Guardianship Petition – Probate Code § 1510.1 authorizes a guardian “in connection with” a SIJ petition. Once the SIJ petition was denied, no longer was there a “connection,” rendering the guardianship request moot. The appellate court therefore affirmed the trial court’s dismissal of the guardianship petition.

Conclusion and Impact – The decision underscores that California courts must apply a rigorous, fact‑based analysis when evaluating SIJ petitions, and that the statutory burden remains on the petitioner to prove both neglect/abandonment and the causal link to reunification infeasibility. The ruling also clarifies that the “substantial evidence” language cited in O.C. is dicta and not controlling; trial courts must require pre‑ponderance proof, not merely the existence of any supporting evidence.

For practitioners, the opinion signals that declarations alone—especially when uncorroborated by admissible evidence—are unlikely to satisfy the evidentiary threshold.

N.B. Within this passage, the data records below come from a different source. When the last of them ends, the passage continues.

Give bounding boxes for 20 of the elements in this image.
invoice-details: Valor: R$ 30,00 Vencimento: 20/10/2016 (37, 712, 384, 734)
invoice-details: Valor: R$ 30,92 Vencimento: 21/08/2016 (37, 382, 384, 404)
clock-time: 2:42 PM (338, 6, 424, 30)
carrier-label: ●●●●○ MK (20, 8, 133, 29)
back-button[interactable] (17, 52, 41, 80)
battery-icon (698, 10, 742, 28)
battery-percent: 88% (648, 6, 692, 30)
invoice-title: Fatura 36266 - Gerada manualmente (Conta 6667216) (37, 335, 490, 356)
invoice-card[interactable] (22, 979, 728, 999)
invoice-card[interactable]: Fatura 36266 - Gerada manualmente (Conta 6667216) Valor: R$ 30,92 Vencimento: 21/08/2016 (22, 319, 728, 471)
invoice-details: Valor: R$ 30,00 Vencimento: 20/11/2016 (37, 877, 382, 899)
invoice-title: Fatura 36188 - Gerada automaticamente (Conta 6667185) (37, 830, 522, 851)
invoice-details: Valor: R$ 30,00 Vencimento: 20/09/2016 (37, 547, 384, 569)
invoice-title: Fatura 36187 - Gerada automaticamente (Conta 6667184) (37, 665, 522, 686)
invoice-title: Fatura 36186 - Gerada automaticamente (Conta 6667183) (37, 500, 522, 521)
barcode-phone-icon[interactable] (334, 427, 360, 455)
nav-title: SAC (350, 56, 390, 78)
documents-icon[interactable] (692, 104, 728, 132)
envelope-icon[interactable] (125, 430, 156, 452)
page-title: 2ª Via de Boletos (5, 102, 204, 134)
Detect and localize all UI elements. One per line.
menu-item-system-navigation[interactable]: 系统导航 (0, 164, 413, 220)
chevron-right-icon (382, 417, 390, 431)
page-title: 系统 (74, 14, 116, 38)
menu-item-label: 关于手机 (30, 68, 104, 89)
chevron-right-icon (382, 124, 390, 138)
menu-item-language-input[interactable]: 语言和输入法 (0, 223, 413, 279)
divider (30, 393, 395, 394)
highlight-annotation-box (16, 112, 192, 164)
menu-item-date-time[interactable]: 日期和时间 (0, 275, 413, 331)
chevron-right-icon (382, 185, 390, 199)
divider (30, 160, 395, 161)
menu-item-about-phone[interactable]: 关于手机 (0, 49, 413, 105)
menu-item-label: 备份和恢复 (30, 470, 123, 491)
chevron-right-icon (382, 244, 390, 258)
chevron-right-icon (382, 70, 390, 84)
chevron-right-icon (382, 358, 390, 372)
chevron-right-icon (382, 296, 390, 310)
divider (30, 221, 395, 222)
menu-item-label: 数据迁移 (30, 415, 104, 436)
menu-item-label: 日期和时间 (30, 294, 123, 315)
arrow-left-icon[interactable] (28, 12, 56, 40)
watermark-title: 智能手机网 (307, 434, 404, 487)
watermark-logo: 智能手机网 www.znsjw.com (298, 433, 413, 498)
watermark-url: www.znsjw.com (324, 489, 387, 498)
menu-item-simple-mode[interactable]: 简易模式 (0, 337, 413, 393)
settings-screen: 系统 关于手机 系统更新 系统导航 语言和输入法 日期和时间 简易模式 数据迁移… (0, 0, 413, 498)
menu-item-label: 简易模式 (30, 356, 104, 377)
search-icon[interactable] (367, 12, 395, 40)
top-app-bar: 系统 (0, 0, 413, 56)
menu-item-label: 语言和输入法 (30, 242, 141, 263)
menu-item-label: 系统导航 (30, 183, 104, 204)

Counsel should anticipate the need for sworn testimony, contemporaneous records, or other verifiable documentation of parental maltreatment. Moreover, the court’s treatment of the guardianship provision reinforces that a successful SIJ finding is a prerequisite for invoking Probate Code § 1510.1, limiting the utility of a standalone guardianship petition. Unresolved questions remain regarding the precise definition of “viable” reunification and whether future appellate panels may adopt a more expansive view of neglect that includes economic deprivation.


Referenced Statutes and Doctrines

  • 8 U.S.C. § 1101(a)(27)(J) – Federal definition of Special Immigrant Juvenile status.
  • Code of Civil Procedure § 155 – California statutory scheme for SIJ findings.
  • Probate Code § 1510.1 – Authority to appoint a guardian of the person for SIJ petitions.
  • Evidence Code §§ 115, 500 – Burden of proof and party bearing the burden.
  • Penal Code § 11165.2 – Definition of neglect under the Child Abuse and Neglect Reporting Act.
  • Family Code §§ 3402, 7822 – Legal standards for abandonment.
  • Labor Code §§ 1290, 1394 – Restrictions on child labor.

Key Cases

  • In re Y.M. (2012) 207 Cal.App.4th 892 – Overview of SIJ purpose.
  • Bianka M. v. Superior Court (2018) 5 Cal.5th 1004 – Interpretation of § 155(b)(1).
  • Eddie E. v. Superior Court (2013) 223 Cal.App.4th 622 – Requirement that state courts make factual SIJ findings.
  • J.L. v. Cissna (2019) 374 F. Supp. 3d 855 – Connection between state findings and federal SIJ eligibility.
  • In re Israel O. (2015) 233 Cal.App.4th 279 – Appealability of SIJ denial.
  • Griset v. Fair Political Practices Comm. (2001) 25 Cal.4th 688 – Definition of final, appealable orders.
  • J.U. v. J.C.P.C. (D.C. 2018) – “Practical workability” standard for reunification viability.
  • O.C. v. Superior Court (2019) 44 Cal.App.5th 76 – Discussed “substantial evidence” (cited as dicta).